Le jardin forêt, une agriculture en 3D
Le jardin forêt comestible repose sur l’agencement de plusieurs strates végétales. Une organisation théorisée par Robert Hart, horticulteur anglais, pionnier des jardins-forêt en milieu tempéré dans les années 60, dans son ouvrage Forest Gardening :
- La canopée alimentaire (arbres de plus de 10 m)
- Les petits arbres nourriciers (4 à 9 m)
- Les arbustes fruitiers
- Les plantes herbacées terrestres et aquatiques
- Les racines et tubercules
- Les plantes couvre-sol, rampantes, champignons
- Les lianes et grimpantes comestibles

À La Forêt Gourmande, sur deux hectares, Fabrice Desjours cultive plus de 1000 espèces végétales alimentaires. « Une diversité qui permet de nourrir une dizaine de personnes sans trop de travail, nous n’avons pas à travailler la terre, à replanter tous les ans » précise-t-il. « C’est un système de résilience alimentaire basé sur la diversité et la coopération, pas sur l’exploitation », résume-Fabrice.
Cuisiner avec les plantes du jardin forêt
Réintroduire des plantes oubliées dans nos assiettes, voilà un autre enjeu de la forêt comestible. Feuilles riches en protéines, tubercules de vivaces, lianes comestibles, fruits rustiques, aromatiques sauvages… La diversité végétale de nos régions est immense, mais sous-exploitée.

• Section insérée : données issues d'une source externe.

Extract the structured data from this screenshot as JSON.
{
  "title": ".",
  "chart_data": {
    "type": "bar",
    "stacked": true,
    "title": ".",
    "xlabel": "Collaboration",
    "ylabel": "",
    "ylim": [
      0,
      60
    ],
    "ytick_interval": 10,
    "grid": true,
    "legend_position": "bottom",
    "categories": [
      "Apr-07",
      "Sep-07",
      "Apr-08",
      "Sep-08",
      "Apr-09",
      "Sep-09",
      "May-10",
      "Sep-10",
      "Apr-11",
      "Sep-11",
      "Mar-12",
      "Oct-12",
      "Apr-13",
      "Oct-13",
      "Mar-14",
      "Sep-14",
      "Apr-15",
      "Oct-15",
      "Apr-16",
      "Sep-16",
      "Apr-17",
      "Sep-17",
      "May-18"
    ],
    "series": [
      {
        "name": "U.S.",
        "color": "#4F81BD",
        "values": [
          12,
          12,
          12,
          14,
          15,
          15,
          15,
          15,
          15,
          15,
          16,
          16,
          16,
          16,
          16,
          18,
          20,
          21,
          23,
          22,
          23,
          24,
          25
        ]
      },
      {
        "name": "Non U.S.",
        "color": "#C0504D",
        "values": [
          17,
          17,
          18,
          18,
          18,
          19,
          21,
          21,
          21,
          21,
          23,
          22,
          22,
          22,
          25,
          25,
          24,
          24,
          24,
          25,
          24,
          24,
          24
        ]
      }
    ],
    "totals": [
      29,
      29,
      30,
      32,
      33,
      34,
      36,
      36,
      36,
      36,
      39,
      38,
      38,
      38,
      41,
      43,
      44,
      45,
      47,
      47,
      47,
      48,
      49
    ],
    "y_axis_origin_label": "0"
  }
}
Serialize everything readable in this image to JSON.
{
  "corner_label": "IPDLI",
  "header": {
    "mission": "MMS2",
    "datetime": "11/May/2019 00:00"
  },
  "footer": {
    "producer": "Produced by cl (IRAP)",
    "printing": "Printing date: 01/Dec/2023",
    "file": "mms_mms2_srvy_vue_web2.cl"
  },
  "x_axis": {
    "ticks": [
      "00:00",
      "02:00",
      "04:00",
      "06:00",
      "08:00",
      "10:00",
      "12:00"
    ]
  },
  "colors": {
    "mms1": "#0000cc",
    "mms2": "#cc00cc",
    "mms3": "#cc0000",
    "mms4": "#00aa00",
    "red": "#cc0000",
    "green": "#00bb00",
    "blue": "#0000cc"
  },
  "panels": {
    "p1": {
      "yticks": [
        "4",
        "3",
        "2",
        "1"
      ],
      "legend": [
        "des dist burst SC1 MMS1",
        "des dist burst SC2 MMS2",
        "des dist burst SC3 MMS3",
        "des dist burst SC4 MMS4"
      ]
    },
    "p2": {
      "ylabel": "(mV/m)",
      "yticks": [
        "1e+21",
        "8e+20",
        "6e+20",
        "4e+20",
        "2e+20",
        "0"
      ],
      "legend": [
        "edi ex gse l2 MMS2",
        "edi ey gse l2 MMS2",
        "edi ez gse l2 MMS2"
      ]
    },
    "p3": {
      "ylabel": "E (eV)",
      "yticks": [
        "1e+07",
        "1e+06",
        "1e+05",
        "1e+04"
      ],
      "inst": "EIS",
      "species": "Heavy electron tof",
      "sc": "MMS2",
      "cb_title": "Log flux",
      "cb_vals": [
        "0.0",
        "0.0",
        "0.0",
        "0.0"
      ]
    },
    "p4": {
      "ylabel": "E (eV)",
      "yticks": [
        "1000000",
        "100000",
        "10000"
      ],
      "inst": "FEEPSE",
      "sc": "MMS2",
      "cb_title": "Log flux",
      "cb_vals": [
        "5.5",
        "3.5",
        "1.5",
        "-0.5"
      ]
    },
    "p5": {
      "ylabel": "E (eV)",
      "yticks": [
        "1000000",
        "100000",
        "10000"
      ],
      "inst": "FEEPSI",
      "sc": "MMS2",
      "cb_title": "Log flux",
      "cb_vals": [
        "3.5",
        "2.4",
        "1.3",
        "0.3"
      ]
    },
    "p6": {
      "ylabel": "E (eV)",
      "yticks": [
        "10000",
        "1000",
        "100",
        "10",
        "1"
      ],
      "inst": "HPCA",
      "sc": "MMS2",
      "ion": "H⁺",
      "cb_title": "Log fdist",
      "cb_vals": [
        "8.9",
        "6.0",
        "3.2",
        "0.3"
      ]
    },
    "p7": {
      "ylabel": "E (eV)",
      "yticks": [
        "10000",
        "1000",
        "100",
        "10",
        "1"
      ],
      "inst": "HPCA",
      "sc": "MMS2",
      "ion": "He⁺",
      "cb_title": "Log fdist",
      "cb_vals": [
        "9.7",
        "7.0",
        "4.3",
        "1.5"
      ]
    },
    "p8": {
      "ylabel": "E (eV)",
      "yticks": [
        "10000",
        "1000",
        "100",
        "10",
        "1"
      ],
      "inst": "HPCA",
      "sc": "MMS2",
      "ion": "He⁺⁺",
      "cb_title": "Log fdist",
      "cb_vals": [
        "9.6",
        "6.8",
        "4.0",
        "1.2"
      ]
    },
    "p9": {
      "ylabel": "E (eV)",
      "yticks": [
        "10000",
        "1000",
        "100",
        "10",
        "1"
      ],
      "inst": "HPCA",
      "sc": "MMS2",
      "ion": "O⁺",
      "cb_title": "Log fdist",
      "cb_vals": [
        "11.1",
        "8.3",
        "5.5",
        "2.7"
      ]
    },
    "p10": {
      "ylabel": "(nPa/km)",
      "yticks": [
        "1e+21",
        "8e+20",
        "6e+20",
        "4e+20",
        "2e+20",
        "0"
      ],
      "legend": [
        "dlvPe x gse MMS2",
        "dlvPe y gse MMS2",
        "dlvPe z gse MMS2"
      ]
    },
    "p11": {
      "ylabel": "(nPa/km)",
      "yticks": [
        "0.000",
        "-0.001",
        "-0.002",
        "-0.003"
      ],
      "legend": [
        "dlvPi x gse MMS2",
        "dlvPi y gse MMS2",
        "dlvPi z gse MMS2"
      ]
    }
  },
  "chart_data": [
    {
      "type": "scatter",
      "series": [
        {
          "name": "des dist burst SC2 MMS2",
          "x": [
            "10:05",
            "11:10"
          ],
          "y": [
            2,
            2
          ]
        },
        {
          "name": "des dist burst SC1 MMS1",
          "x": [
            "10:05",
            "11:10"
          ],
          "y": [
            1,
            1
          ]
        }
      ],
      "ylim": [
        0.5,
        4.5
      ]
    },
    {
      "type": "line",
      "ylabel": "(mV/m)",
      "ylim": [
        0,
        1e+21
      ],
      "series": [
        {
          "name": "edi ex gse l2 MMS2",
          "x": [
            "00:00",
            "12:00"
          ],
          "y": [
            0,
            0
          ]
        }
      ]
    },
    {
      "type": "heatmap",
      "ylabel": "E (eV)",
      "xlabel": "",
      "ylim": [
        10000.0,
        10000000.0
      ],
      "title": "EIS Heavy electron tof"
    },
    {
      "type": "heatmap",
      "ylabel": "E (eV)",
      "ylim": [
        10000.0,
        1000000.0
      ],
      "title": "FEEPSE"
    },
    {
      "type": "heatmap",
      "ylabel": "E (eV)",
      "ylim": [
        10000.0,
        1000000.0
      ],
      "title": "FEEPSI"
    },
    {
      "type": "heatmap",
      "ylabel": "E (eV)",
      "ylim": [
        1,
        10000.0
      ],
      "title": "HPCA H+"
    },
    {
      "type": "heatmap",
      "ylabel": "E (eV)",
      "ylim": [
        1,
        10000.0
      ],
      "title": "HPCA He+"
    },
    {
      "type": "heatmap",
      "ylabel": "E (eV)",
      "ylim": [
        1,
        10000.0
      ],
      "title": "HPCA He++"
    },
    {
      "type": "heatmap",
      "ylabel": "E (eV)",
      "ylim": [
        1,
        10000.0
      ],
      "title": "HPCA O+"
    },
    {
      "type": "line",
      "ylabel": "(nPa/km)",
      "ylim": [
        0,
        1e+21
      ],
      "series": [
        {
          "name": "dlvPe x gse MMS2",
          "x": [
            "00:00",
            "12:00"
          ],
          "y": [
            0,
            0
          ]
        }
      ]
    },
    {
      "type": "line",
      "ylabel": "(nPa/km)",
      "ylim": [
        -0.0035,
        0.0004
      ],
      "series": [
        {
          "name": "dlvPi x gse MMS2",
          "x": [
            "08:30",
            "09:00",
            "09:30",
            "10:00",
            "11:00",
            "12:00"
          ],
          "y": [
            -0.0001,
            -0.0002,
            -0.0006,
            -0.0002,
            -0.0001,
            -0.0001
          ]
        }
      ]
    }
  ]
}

Selon Fabrice Desjours, notre alimentation occidentale repose sur 30 à 60 espèces végétales, alors que plus de 7000 espèces comestibles sont cultivables en climat tempéré. Pour redonner une place à cette abondance végétale, il faut aussi réapprendre à cuisiner autrement.
Le jardin forêt comestible n’offre pas de légumes calibrés ou de tomates standardisées. Il propose une autre relation : directe, vivante, créative, entre ce qui pousse et ce que l’on mange. Cela suppose de développer une nouvelle culture culinaire, fondée sur la transformation des plantes vivaces, l’expérimentation et l’échange.
Repenser l’alimentation
Derrière le jardin forêt, c’est tout notre rapport à l’alimentation qui est interrogé. Sortir de la logique industrielle, de l’abondance artificielle, des produits ultra-transformés, du gaspillage. Revenir à une alimentation locale, végétale, diversifiée, alignée avec les cycles naturels.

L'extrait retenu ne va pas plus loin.